South Carolina coach Steve Spurrier, Florida's first Heisman Trophy winner and one of the nation's best molders of pro-style, drop-back quarterbacks, decided after this season he needs an athlete - not just a pure passer - under center. To that end, he hopes former Jefferson High star Stephen Garcia, a mobile, 6-3, 215-pounder, can win Carolina's starting job next season.
"You need a guy back there who can move around," Spurrier said, "because four or five times in the course of a game, you have an opportunity to change things."
Rivals.com recruiting analyst Barry Every believes other coaches who run more traditional offenses may alternate between recruiting drop-back passers and what recruitniks call "dual-threat" quarterbacks. Every, who said West Virginia quarterback Pat White deserves as much credit as Tebow for the paradigm shift at quarterback, said coaches who run pro-style offenses might use the athletic quarterback as a change of pace. Florida did it last year, spelling Chris Leak with Tebow. This season, LSU played its way to the national title game with pro-style quarterback Matt Flynn occasionally replaced by dual-threat Ryan Perriloux.
"You're really going to see schools try to get an athletic quarterback," Every said.
Recruiting rankings have begun to reflect that demand. Rivals lists Terrelle Pryor, a 6-6, 235-pound dual-threat quarterback from Jeannette, Pa., as the nation's No. 1 prospect in the class of 2008.
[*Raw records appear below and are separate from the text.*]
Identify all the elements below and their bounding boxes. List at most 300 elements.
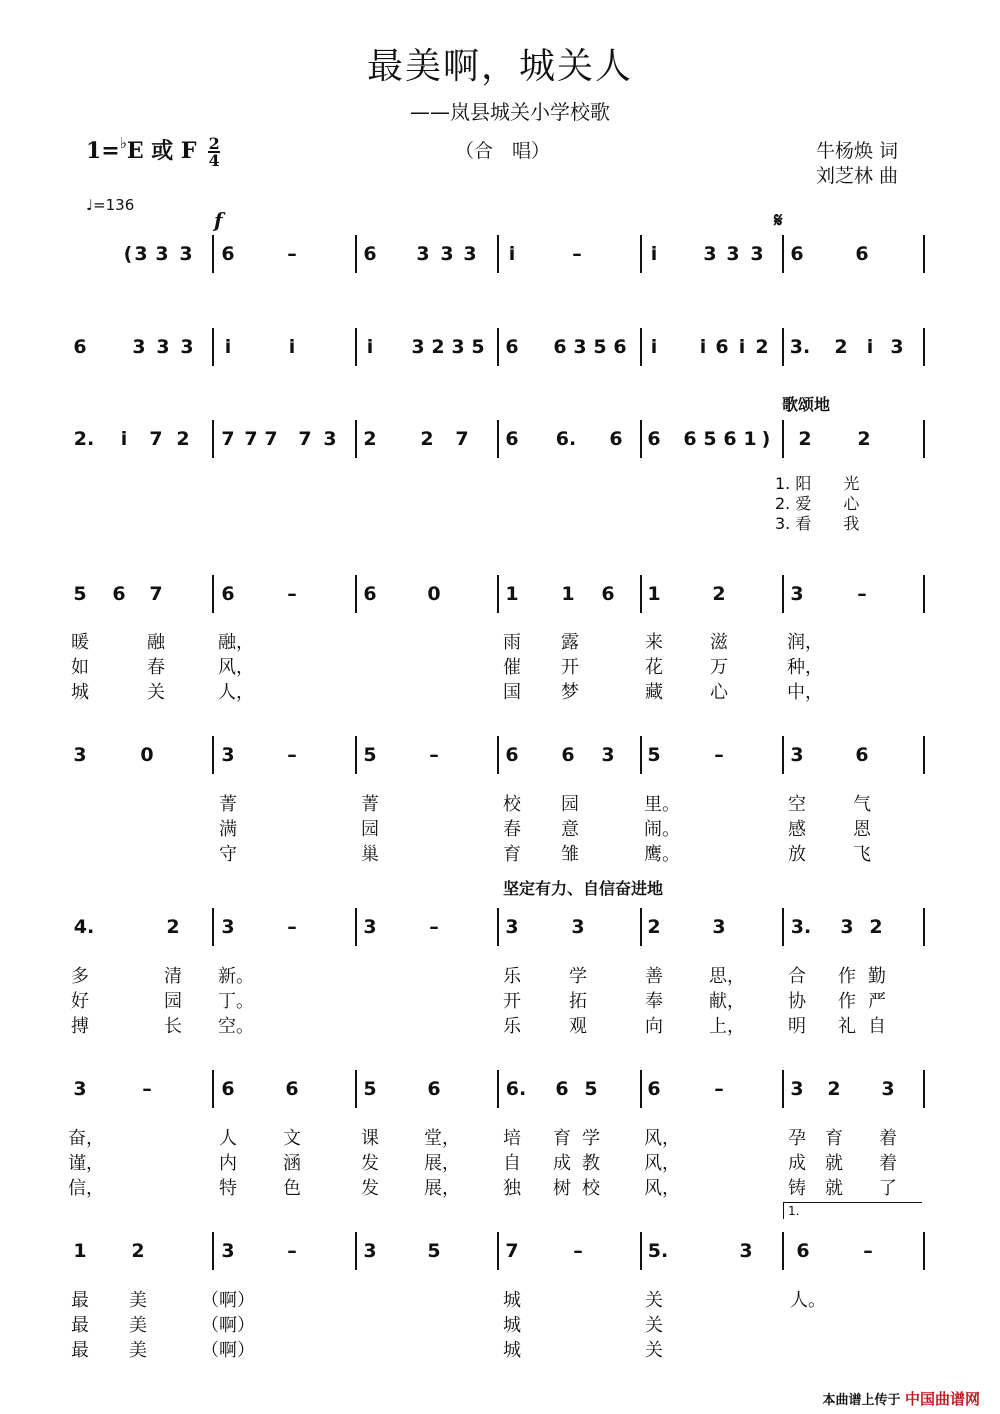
note: 5. <box>647 1240 669 1262</box>
page-title: 最美啊，城关人 <box>366 46 633 87</box>
note: 3 <box>363 916 377 938</box>
note: 6 <box>285 1078 299 1100</box>
note: 7 <box>244 428 258 450</box>
lyric-syllable: 自 <box>503 1153 521 1174</box>
lyric-syllable: 最 <box>71 1315 89 1336</box>
note: 2 <box>712 583 726 605</box>
lyric-syllable: 风， <box>644 1178 680 1199</box>
barline <box>782 575 784 613</box>
note: 7 <box>505 1240 519 1262</box>
note: 3 <box>451 336 465 358</box>
note: 3 <box>73 744 87 766</box>
note: – <box>429 744 439 766</box>
barline <box>923 575 925 613</box>
lyric-syllable: 自 <box>868 1016 886 1037</box>
lyric-syllable: 心 <box>710 682 728 703</box>
lyric-syllable: 奉 <box>645 991 663 1012</box>
lyric-syllable: 丁。 <box>218 991 254 1012</box>
note: 2 <box>431 336 445 358</box>
lyric-syllable: 向 <box>645 1016 663 1037</box>
lyric-syllable: 发 <box>361 1153 379 1174</box>
lyric-syllable: 课 <box>361 1128 379 1149</box>
note: ( <box>123 243 133 265</box>
lyric-syllable: 文 <box>283 1128 301 1149</box>
lyric-syllable: （啊） <box>201 1290 255 1311</box>
lyric-syllable: 校 <box>582 1178 600 1199</box>
lyric-syllable: 人 <box>219 1128 237 1149</box>
note: – <box>287 1240 297 1262</box>
lyric-syllable: 关 <box>645 1290 663 1311</box>
lyric-syllable: 园 <box>361 819 379 840</box>
note: 5 <box>471 336 485 358</box>
barline <box>640 235 642 273</box>
note: i <box>699 336 707 358</box>
lyric-syllable: 育 <box>503 844 521 865</box>
volta-label: 1. <box>788 1204 800 1218</box>
lyric-syllable: 春 <box>147 657 165 678</box>
note: 3 <box>179 243 193 265</box>
lyric-syllable: 万 <box>710 657 728 678</box>
note: 2 <box>834 336 848 358</box>
note: 2. <box>73 428 95 450</box>
barline <box>923 736 925 774</box>
note: 3 <box>363 1240 377 1262</box>
lyric-syllable: 空 <box>788 794 806 815</box>
barline <box>640 420 642 458</box>
note: 6 <box>221 243 235 265</box>
flat-icon: ♭ <box>119 134 127 152</box>
lyric-syllable: 培 <box>503 1128 521 1149</box>
lyric-syllable: 谨， <box>68 1153 104 1174</box>
note: 5 <box>427 1240 441 1262</box>
note: – <box>287 583 297 605</box>
lyric-syllable: 人， <box>218 682 254 703</box>
note: 6 <box>221 583 235 605</box>
barline <box>355 1232 357 1270</box>
note: 6 <box>363 583 377 605</box>
lyric-syllable: 作 <box>838 966 856 987</box>
lyric-syllable: 献， <box>709 991 745 1012</box>
lyric-syllable: 园 <box>164 991 182 1012</box>
lyric-syllable: 铸 <box>788 1178 806 1199</box>
note: – <box>863 1240 873 1262</box>
note: 5 <box>703 428 717 450</box>
note: i <box>288 336 296 358</box>
barline <box>923 908 925 946</box>
barline <box>212 1232 214 1270</box>
note: 3 <box>463 243 477 265</box>
page-subtitle: ——岚县城关小学校歌 <box>410 100 610 124</box>
lyric-syllable: 雨 <box>503 632 521 653</box>
verse-label: 1. 阳 光 <box>775 474 860 493</box>
composer-credit: 刘芝林 曲 <box>816 165 899 187</box>
note: 6 <box>647 428 661 450</box>
lyric-syllable: 作 <box>838 991 856 1012</box>
note: 6 <box>505 428 519 450</box>
note: 6 <box>855 744 869 766</box>
note: 3. <box>789 336 811 358</box>
barline <box>497 328 499 366</box>
note: 2 <box>647 916 661 938</box>
lyric-syllable: 好 <box>71 991 89 1012</box>
note: 2 <box>857 428 871 450</box>
barline <box>640 328 642 366</box>
note: 3 <box>790 583 804 605</box>
lyric-syllable: 展， <box>424 1178 460 1199</box>
barline <box>782 328 784 366</box>
note: 3 <box>790 1078 804 1100</box>
barline <box>355 328 357 366</box>
lyric-syllable: 最 <box>71 1290 89 1311</box>
note: 7 <box>221 428 235 450</box>
barline <box>923 328 925 366</box>
note: 6 <box>796 1240 810 1262</box>
lyric-syllable: 城 <box>503 1290 521 1311</box>
lyric-syllable: 风， <box>644 1153 680 1174</box>
lyric-syllable: 放 <box>788 844 806 865</box>
barline <box>497 1070 499 1108</box>
lyric-syllable: 融， <box>218 632 254 653</box>
note: 6 <box>553 336 567 358</box>
note: 3 <box>155 243 169 265</box>
note: i <box>224 336 232 358</box>
lyric-syllable: 城 <box>503 1340 521 1361</box>
note: 2 <box>131 1240 145 1262</box>
lyric-syllable: 了 <box>879 1178 897 1199</box>
lyric-syllable: 礼 <box>838 1016 856 1037</box>
note: 2 <box>869 916 883 938</box>
note: 3 <box>726 243 740 265</box>
note: 3 <box>221 1240 235 1262</box>
lyric-syllable: 暖 <box>71 632 89 653</box>
lyric-syllable: 感 <box>788 819 806 840</box>
note: 6 <box>683 428 697 450</box>
lyric-syllable: 菁 <box>219 794 237 815</box>
lyric-syllable: 育 <box>553 1128 571 1149</box>
note: 6 <box>723 428 737 450</box>
lyric-syllable: 润， <box>787 632 823 653</box>
note: i <box>366 336 374 358</box>
note: – <box>142 1078 152 1100</box>
lyric-syllable: 催 <box>503 657 521 678</box>
note: i <box>650 243 658 265</box>
note: – <box>714 1078 724 1100</box>
note: 6 <box>601 583 615 605</box>
note: 2 <box>755 336 769 358</box>
lyric-syllable: 新。 <box>218 966 254 987</box>
note: 3 <box>840 916 854 938</box>
meter-bottom: 4 <box>208 151 220 170</box>
note: 3 <box>750 243 764 265</box>
lyric-syllable: 就 <box>825 1153 843 1174</box>
lyric-syllable: 守 <box>219 844 237 865</box>
note: 5 <box>647 744 661 766</box>
lyric-syllable: 闹。 <box>644 819 680 840</box>
lyric-syllable: 色 <box>283 1178 301 1199</box>
lyric-syllable: 勤 <box>868 966 886 987</box>
lyric-syllable: 最 <box>71 1340 89 1361</box>
note: i <box>738 336 746 358</box>
lyric-syllable: 国 <box>503 682 521 703</box>
lyric-syllable: 思， <box>709 966 745 987</box>
lyric-syllable: 露 <box>561 632 579 653</box>
note: 6 <box>715 336 729 358</box>
lyric-syllable: 乐 <box>503 966 521 987</box>
note: 2 <box>176 428 190 450</box>
key-signature <box>86 134 220 168</box>
dynamic-forte: f <box>214 208 223 232</box>
note: 3 <box>221 744 235 766</box>
barline <box>923 235 925 273</box>
note: 6. <box>555 428 577 450</box>
note: 3 <box>703 243 717 265</box>
note: 6 <box>73 336 87 358</box>
lyric-syllable: 善 <box>645 966 663 987</box>
lyric-syllable: 协 <box>788 991 806 1012</box>
lyric-syllable: 合 <box>788 966 806 987</box>
lyric-syllable: 融 <box>147 632 165 653</box>
note: 3 <box>712 916 726 938</box>
note: 1 <box>743 428 757 450</box>
note: 6 <box>790 243 804 265</box>
lyric-syllable: 菁 <box>361 794 379 815</box>
note: 7 <box>149 583 163 605</box>
note: 5 <box>593 336 607 358</box>
note: 6 <box>609 428 623 450</box>
barline <box>782 908 784 946</box>
note: 2 <box>166 916 180 938</box>
lyric-syllable: 气 <box>853 794 871 815</box>
barline <box>923 1070 925 1108</box>
note: 7 <box>455 428 469 450</box>
expression-firm: 坚定有力、自信奋进地 <box>503 879 664 898</box>
note: – <box>287 744 297 766</box>
note: i <box>508 243 516 265</box>
note: i <box>120 428 128 450</box>
note: 3 <box>790 744 804 766</box>
expression-praise: 歌颂地 <box>782 395 831 414</box>
lyric-syllable: 关 <box>147 682 165 703</box>
lyric-syllable: （啊） <box>201 1340 255 1361</box>
lyric-syllable: 独 <box>503 1178 521 1199</box>
site-logo: 中国曲谱网 <box>904 1390 980 1408</box>
note: i <box>866 336 874 358</box>
note: 1 <box>505 583 519 605</box>
note: 6 <box>363 243 377 265</box>
lyric-syllable: 巢 <box>361 844 379 865</box>
lyric-syllable: 美 <box>129 1290 147 1311</box>
lyric-syllable: 搏 <box>71 1016 89 1037</box>
barline <box>497 908 499 946</box>
segno-sign: 𝄋 <box>774 208 783 232</box>
note: 3 <box>323 428 337 450</box>
note: 4. <box>73 916 95 938</box>
lyric-syllable: 成 <box>788 1153 806 1174</box>
note: – <box>857 583 867 605</box>
barline <box>212 1070 214 1108</box>
lyric-syllable: 人。 <box>790 1290 826 1311</box>
note: 6 <box>561 744 575 766</box>
note: 1 <box>561 583 575 605</box>
lyric-syllable: 长 <box>164 1016 182 1037</box>
footer-upload-text: 本曲谱上传于 <box>822 1393 901 1408</box>
note: 3 <box>573 336 587 358</box>
lyric-syllable: 涵 <box>283 1153 301 1174</box>
note: 3 <box>571 916 585 938</box>
barline <box>782 736 784 774</box>
time-signature <box>208 136 220 168</box>
note: 6 <box>427 1078 441 1100</box>
barline <box>640 908 642 946</box>
note: 3 <box>221 916 235 938</box>
note: – <box>572 243 582 265</box>
lyric-syllable: 空。 <box>218 1016 254 1037</box>
note: 3 <box>601 744 615 766</box>
note: 6 <box>112 583 126 605</box>
note: 1 <box>647 583 661 605</box>
lyric-syllable: 奋， <box>68 1128 104 1149</box>
lyric-syllable: 发 <box>361 1178 379 1199</box>
note: – <box>287 243 297 265</box>
lyric-syllable: 育 <box>825 1128 843 1149</box>
lyric-syllable: 清 <box>164 966 182 987</box>
note: 3 <box>890 336 904 358</box>
lyric-syllable: 学 <box>569 966 587 987</box>
note: 3 <box>180 336 194 358</box>
note: 3 <box>411 336 425 358</box>
barline <box>497 420 499 458</box>
lyric-syllable: 中， <box>787 682 823 703</box>
tempo-mark: ♩=136 <box>86 196 135 214</box>
lyric-syllable: 严 <box>868 991 886 1012</box>
note: 5 <box>363 744 377 766</box>
lyric-syllable: 就 <box>825 1178 843 1199</box>
verse-labels <box>775 474 859 534</box>
barline <box>497 575 499 613</box>
lyric-syllable: 内 <box>219 1153 237 1174</box>
barline <box>212 575 214 613</box>
footer <box>822 1388 980 1409</box>
note: 0 <box>140 744 154 766</box>
note: 6 <box>505 336 519 358</box>
note: 3 <box>505 916 519 938</box>
lyric-syllable: 梦 <box>561 682 579 703</box>
note: 0 <box>427 583 441 605</box>
note: 2 <box>363 428 377 450</box>
note: 2 <box>420 428 434 450</box>
lyric-syllable: 滋 <box>710 632 728 653</box>
lyric-syllable: 堂， <box>424 1128 460 1149</box>
lyric-syllable: 鹰。 <box>644 844 680 865</box>
barline <box>212 328 214 366</box>
note: 6. <box>505 1078 527 1100</box>
note: – <box>573 1240 583 1262</box>
lyric-syllable: 关 <box>645 1340 663 1361</box>
lyric-syllable: 藏 <box>645 682 663 703</box>
barline <box>212 908 214 946</box>
barline <box>355 420 357 458</box>
barline <box>923 420 925 458</box>
lyric-syllable: 树 <box>553 1178 571 1199</box>
lyric-syllable: 恩 <box>853 819 871 840</box>
lyric-syllable: 春 <box>503 819 521 840</box>
note: 1 <box>73 1240 87 1262</box>
note: 3 <box>73 1078 87 1100</box>
note: – <box>429 916 439 938</box>
lyric-syllable: 学 <box>582 1128 600 1149</box>
barline <box>640 736 642 774</box>
note: 6 <box>505 744 519 766</box>
lyric-syllable: 着 <box>879 1153 897 1174</box>
lyric-syllable: 美 <box>129 1340 147 1361</box>
note: 3 <box>440 243 454 265</box>
key-prefix: 1= <box>86 138 120 164</box>
verse-label: 2. 爱 心 <box>775 494 860 513</box>
note: 6 <box>555 1078 569 1100</box>
lyric-syllable: 城 <box>503 1315 521 1336</box>
lyric-syllable: 成 <box>553 1153 571 1174</box>
lyric-syllable: 教 <box>582 1153 600 1174</box>
lyric-syllable: 观 <box>569 1016 587 1037</box>
performance-note: （合 唱） <box>455 140 551 162</box>
note: 6 <box>613 336 627 358</box>
key-rest: E 或 F <box>126 138 197 164</box>
note: 2 <box>827 1078 841 1100</box>
lyric-syllable: 孕 <box>788 1128 806 1149</box>
lyric-syllable: 美 <box>129 1315 147 1336</box>
lyric-syllable: 着 <box>879 1128 897 1149</box>
barline <box>212 736 214 774</box>
barline <box>497 1232 499 1270</box>
lyric-syllable: 开 <box>503 991 521 1012</box>
barline <box>782 235 784 273</box>
lyric-syllable: 如 <box>71 657 89 678</box>
verse-label: 3. 看 我 <box>775 514 860 533</box>
barline <box>355 908 357 946</box>
note: i <box>650 336 658 358</box>
note: ) <box>761 428 771 450</box>
note: 3 <box>739 1240 753 1262</box>
note: 6 <box>647 1078 661 1100</box>
barline <box>782 420 784 458</box>
lyric-syllable: 关 <box>645 1315 663 1336</box>
lyric-syllable: 花 <box>645 657 663 678</box>
barline <box>355 1070 357 1108</box>
note: 3 <box>156 336 170 358</box>
note: 3. <box>790 916 812 938</box>
barline <box>355 235 357 273</box>
barline <box>923 1232 925 1270</box>
barline <box>212 420 214 458</box>
barline <box>782 1232 784 1270</box>
lyric-syllable: 飞 <box>853 844 871 865</box>
barline <box>497 736 499 774</box>
lyric-syllable: （啊） <box>201 1315 255 1336</box>
note: 2 <box>798 428 812 450</box>
barline <box>355 736 357 774</box>
lyric-syllable: 乐 <box>503 1016 521 1037</box>
lyric-syllable: 雏 <box>561 844 579 865</box>
lyric-syllable: 校 <box>503 794 521 815</box>
lyric-syllable: 城 <box>71 682 89 703</box>
barline <box>212 235 214 273</box>
note: 5 <box>584 1078 598 1100</box>
lyric-syllable: 来 <box>645 632 663 653</box>
lyric-syllable: 种， <box>787 657 823 678</box>
lyric-syllable: 园 <box>561 794 579 815</box>
note: 6 <box>855 243 869 265</box>
note: 3 <box>416 243 430 265</box>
Meanwhile, across the country, Los Alamitos coach John Barnes is preparing for the onslaught of college coaches who will try to get Evans to make their campus his home in 2009. Barnes, who used four-receiver sets before Evans, said he has switched to a version of the spread, except near the goal line. There, Barnes said, Evans runs a 1950s-style single-wing. Evans threw for 2,358 and 16 touchdowns and ran for 958 yards and 13 touchdowns in 10 games as a junior. Do those numbers ring familiar?
"I tell coaches," Barnes said, "he's Tim Tebow."
But the Tebow effect hasn't only changed offenses. Just ask Armwood coach Sean Callahan, whose team lost to Tebow's Ponte Vedra Beach Nease team in the 2005 Class 4A state title game.
"We changed our defense," Callahan said, "because of him."
Callahan realized he needed faster defensive linemen to stop the spread. Now, when it comes time to place a player on offense or defense, Callahan makes sure his biggest, fastest players go to the defensive line - because they might stand a chance against a rampaging 235-pound QB.
Still, some believe the Tebow effect may be limited because Tebow may have once-in-a-generation ability.
"Is he going to revolutionize the position? I don't see many out there like him," Tennessee coach Phillip Fulmer said this week. "That's a very unusual skill set he has. I don't see many Tebows out there."
Maybe because they've all been playing linebacker or defensive end. But the next generation of football players may not feel constrained by an antiquated idea of how a quarterback should look. Want proof? Go to Google and enter the phrase "next Tim Tebow" into the search box.[See Video below]
Then click the second link and watch Clark Evans and imagine how many more running, throwing juggernauts dot the football landscape. And while you're at it, pity the poor, poor free safeties who'll get steamrolled by a quarterback revolution.